Another story from Bolivia tells another sad tale. In a certain tribe, there was a girl who fell in love with a warrior. But her father did not approve of the romance and decided to prevent it at all costs. He killed his daughter’s lover and disposed of the body. When she found out what had happened, she threatened her father with telling the people of the tribe. The father became furious and turned the poor daughter into a bird so that no one would know of his terrible deed. However, the girl’s unhappy voice was preserved even in her bird form. Therefore, at night, she always mourns the death of her beloved with a sad and melancholic song.
According to the customs of some Amazonian Indians, the feathers of the potoos also have special magical powers. They should ensure chastity, fidelity, and restraint. That’s why mothers sweep with the tail feathers of these birds under their daughters’ hammocks. Elsewhere, teenage girls must sit on the skin of a potoo for three days and listen to the advice of their elders as they grow up.
Well, my daughter is growing up, too. Maybe I should borrow from these traditions and sweep under her bed with some potoo feathers. Just in case.
Very nice photos
Libor, Enjoyed your most interesting article and photos on this most amazing bird.
Great photos and article. These birds are quite amazing.
I have not actually seen any potoos myself – pun intended :)
Thanks a lot, Marcin. You are absolutely right. These birds are amazing. And if you haven’t seen any Potoos yet, it shows that they are indeed incredibly well camouflaged. It reminds me of a line from one of the plays about our (fictional) Czech great Jára Cimrman. It says: “I have seen with my own eyes how shy the deer are. For example, in the places where we waited for them, they didn’t come at all.”
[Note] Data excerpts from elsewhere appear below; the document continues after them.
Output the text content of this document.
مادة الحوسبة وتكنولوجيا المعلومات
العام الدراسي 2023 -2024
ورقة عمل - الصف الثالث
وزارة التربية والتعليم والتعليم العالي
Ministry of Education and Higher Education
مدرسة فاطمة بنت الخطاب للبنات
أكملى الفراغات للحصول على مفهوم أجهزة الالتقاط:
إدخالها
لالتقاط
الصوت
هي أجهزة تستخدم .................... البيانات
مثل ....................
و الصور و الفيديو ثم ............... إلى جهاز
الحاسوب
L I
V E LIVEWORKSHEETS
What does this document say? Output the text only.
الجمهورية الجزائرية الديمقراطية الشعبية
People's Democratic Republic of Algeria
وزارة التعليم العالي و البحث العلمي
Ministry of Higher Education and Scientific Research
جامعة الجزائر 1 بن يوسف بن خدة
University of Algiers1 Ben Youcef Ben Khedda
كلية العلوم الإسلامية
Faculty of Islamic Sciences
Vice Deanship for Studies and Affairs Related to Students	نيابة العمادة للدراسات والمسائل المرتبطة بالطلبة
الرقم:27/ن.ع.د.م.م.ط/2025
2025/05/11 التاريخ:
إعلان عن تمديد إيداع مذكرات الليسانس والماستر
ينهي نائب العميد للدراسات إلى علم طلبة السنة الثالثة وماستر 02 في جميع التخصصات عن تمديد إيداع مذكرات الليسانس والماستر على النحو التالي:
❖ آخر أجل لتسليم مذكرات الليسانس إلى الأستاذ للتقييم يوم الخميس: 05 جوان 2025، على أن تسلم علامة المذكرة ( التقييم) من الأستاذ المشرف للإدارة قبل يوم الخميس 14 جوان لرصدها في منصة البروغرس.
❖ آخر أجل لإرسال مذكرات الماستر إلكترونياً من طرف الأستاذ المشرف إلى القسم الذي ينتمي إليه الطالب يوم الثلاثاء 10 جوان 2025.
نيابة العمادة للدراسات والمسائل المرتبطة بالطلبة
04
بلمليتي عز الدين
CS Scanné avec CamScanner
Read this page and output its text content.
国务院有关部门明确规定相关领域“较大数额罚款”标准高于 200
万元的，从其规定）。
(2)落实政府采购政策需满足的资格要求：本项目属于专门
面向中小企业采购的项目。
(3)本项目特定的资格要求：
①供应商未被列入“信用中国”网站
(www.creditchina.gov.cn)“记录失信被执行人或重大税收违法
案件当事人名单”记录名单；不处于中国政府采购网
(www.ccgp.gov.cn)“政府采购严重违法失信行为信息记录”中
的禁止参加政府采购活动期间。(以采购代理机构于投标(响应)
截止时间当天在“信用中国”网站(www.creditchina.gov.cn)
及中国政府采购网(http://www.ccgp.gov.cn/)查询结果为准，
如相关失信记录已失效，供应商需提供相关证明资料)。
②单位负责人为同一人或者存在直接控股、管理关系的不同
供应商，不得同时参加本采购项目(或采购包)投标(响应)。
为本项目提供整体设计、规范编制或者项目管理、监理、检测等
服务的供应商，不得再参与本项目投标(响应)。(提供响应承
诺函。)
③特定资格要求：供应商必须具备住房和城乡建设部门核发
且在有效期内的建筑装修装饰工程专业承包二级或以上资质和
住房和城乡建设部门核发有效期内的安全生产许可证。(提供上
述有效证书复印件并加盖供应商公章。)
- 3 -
Very nice article of seldom photographed bird.
Thank you, Jose. Potoos are not only seldom photographed, but also seldom observed. In any case, they are amazing birds.
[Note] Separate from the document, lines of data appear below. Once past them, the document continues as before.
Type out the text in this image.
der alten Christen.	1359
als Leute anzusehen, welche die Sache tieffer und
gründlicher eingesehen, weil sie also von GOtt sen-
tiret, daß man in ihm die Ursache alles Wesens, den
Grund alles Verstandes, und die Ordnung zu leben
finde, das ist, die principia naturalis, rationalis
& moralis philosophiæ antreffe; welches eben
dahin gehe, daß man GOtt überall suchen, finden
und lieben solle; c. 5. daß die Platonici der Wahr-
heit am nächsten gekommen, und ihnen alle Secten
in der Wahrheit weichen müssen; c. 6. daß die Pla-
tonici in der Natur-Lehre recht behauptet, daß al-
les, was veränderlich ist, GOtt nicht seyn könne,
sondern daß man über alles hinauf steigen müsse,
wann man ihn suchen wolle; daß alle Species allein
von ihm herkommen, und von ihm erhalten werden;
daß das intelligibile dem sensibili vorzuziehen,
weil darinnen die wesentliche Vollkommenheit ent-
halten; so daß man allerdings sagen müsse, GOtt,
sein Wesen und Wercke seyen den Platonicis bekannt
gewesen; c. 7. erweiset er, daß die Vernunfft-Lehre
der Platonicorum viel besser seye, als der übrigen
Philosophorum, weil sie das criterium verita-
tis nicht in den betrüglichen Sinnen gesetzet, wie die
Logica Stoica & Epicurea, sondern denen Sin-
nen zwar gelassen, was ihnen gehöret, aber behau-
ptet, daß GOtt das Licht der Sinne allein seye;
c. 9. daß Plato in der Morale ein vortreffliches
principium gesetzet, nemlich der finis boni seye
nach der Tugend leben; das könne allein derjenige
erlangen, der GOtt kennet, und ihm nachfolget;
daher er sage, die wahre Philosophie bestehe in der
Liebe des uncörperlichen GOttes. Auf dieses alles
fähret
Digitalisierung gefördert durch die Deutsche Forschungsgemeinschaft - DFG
Thanks for the article, I enjoyed it!
I’m so glad, Robert. I thank you for reading it.
Hi Libor, You promised an article on the potoo, and it was very enjoyable. These are extraordinary birds. It was a little bit harder to be fooled by their hiding in plain sight because I knew what to look for in your beautiful photos. Thank you for this.
I personally looked forward to writing this article, Elaine. I’m glad you enjoyed it. Using a telephoto lens with a relatively shallow depth of field will easily reveal these masters of camouflage. But the human eye, or rather the human brain, has a much greater depth of field and is therefore easily distracted by the chaotic structure of its surroundings. And that’s exactly what these birds rely on.
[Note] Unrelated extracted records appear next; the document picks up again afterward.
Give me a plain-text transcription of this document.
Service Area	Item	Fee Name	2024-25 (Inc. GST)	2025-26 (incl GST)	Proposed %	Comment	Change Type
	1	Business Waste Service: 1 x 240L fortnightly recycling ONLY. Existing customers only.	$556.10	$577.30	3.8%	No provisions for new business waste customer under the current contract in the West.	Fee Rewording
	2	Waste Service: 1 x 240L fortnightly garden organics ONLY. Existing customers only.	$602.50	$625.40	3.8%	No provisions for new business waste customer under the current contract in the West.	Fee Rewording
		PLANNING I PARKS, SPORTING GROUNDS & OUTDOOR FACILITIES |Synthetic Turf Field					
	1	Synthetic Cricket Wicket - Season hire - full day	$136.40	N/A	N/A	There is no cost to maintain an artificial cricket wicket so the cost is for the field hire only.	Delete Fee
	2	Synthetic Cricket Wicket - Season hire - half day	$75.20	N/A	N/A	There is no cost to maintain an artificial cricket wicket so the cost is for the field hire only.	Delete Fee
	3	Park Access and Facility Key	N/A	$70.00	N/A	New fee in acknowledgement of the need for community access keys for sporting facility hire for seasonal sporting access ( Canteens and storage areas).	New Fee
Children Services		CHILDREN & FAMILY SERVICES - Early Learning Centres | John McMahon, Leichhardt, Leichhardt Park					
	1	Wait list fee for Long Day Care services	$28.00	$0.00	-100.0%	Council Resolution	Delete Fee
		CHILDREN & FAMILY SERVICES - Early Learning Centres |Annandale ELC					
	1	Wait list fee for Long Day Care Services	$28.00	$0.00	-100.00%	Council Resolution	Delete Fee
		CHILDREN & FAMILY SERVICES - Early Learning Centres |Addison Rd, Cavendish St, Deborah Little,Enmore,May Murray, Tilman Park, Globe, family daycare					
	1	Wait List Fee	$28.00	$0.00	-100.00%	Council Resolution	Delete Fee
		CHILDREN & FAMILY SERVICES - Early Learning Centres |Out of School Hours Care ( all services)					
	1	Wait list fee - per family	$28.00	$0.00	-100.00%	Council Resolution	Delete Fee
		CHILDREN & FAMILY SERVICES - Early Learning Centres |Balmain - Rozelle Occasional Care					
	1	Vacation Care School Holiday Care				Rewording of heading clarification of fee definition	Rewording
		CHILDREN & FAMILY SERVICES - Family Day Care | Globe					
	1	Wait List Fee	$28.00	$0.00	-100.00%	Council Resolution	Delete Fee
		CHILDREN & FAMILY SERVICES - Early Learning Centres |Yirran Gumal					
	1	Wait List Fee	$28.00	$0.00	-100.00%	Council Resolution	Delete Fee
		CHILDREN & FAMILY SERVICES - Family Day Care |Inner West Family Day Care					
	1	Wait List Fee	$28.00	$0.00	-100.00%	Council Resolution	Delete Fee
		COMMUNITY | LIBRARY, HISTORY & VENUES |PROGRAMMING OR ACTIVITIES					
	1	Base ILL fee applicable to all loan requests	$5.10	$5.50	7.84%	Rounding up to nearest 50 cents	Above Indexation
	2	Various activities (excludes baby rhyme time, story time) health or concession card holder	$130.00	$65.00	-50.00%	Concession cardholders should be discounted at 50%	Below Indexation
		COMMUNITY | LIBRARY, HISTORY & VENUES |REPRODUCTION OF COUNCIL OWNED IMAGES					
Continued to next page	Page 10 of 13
Amazing bird I knew nothing about and a lovely article with lots of interesting detail, appreciated the link to the call as well. I may be going to Peru so this has become something to try and see if I do. Thanks you
Thank you for your kind comment, Giles. I’m glad you appreciated the links to the calls as well. I often wish my photos would include a soundscape of the location. Although there are times when it’s better that the photos are silent (that’s when things aren’t going well). I wish you a pleasant trip to Peru. It’s another country with so many amazing things to see. I’m looking forward to you sharing some of your photos in our forum.
Excellent article and beautiful photos. Potoos are an interesting bunch!
I spent some time in the Mata Atlântica of Bahia and the call of the Great Potoo still haunts me.
Thanks for reading and for your kind comment. The call is absolutely great! Spending a few nights in the middle of the rainforest is an unforgettable experience. Lying in a tent and letting all these sounds come through its thin walls is amazing.